Alo Kelly

Personal information
- Nationality: Irish
- Born: Aloysius Kelly Milltownpass, County Westmeath, Ireland
- Weight: light heavyweight

Boxing career

Boxing record
- Total fights: 6
- Wins: 5
- Win by KO: 3
- Losses: 0
- Draws: 1
- No contests: 0

= Alo Kelly =

Irish boxer

Aloysius Kelly (born in County Westmeath, Ireland), more commonly known as Alo Kelly, is a former New York based Irish professional boxer from Milltownpass, County Westmeath, Ireland who was the Irish light heavyweight champion. Kelly fought at light heavyweight until he had prematurely retire from boxing due to a detached retina.

==Amateur career==
In 1999, Kelly represent the Brosna ABC at the 1997 Irish Senior Middleweight Championships and was defeated by Brian Magee in the quarter-finals.

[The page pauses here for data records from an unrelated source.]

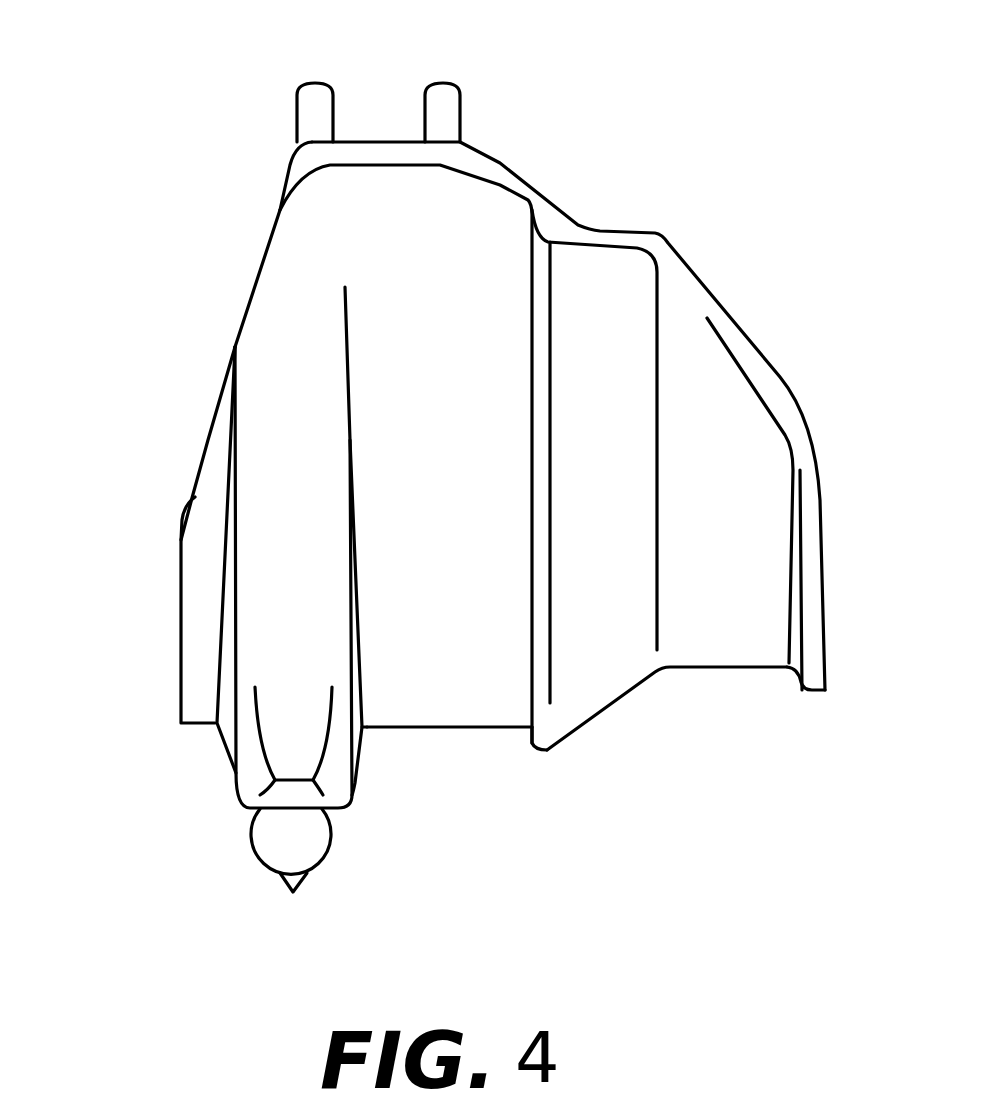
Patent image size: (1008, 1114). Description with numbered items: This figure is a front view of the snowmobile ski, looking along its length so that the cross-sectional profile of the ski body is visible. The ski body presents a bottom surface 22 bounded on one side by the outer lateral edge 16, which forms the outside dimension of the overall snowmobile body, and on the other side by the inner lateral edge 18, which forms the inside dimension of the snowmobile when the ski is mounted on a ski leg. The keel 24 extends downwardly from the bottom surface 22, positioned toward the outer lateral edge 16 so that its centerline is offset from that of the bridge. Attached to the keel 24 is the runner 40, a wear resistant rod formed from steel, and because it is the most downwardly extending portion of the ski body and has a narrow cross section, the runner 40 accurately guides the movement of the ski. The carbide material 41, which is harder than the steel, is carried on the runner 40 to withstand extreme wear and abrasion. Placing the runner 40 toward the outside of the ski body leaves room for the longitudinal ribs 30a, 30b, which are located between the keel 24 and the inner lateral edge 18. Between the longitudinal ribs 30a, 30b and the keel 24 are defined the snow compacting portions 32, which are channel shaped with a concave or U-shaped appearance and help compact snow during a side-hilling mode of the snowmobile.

The bottom surface 22 is at (443, 215).
The outer lateral edge 16 is at (182, 612).
The inner lateral edge 18 is at (830, 598).
The keel 24 is at (247, 785).
The runner 40 is at (270, 842).
The carbide material 41 is at (285, 888).
The snow compacting portions 32 is at (727, 677).
The longitudinal rib 30a is at (812, 695).
The longitudinal rib 30b is at (545, 753).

At amateur level, Kelly became Irish Senior light middleweight champion.

==Professional career==
Kelly turned professional in July 2007 in Saratoga Springs, New York, United States on an undercard of bill that included Andre Berto and Chazz Witherspoon. In his debut Kelly was on the floor in his first round but went on to defeat journeyman Rafael Jastrzebski with a points victory over four rounds.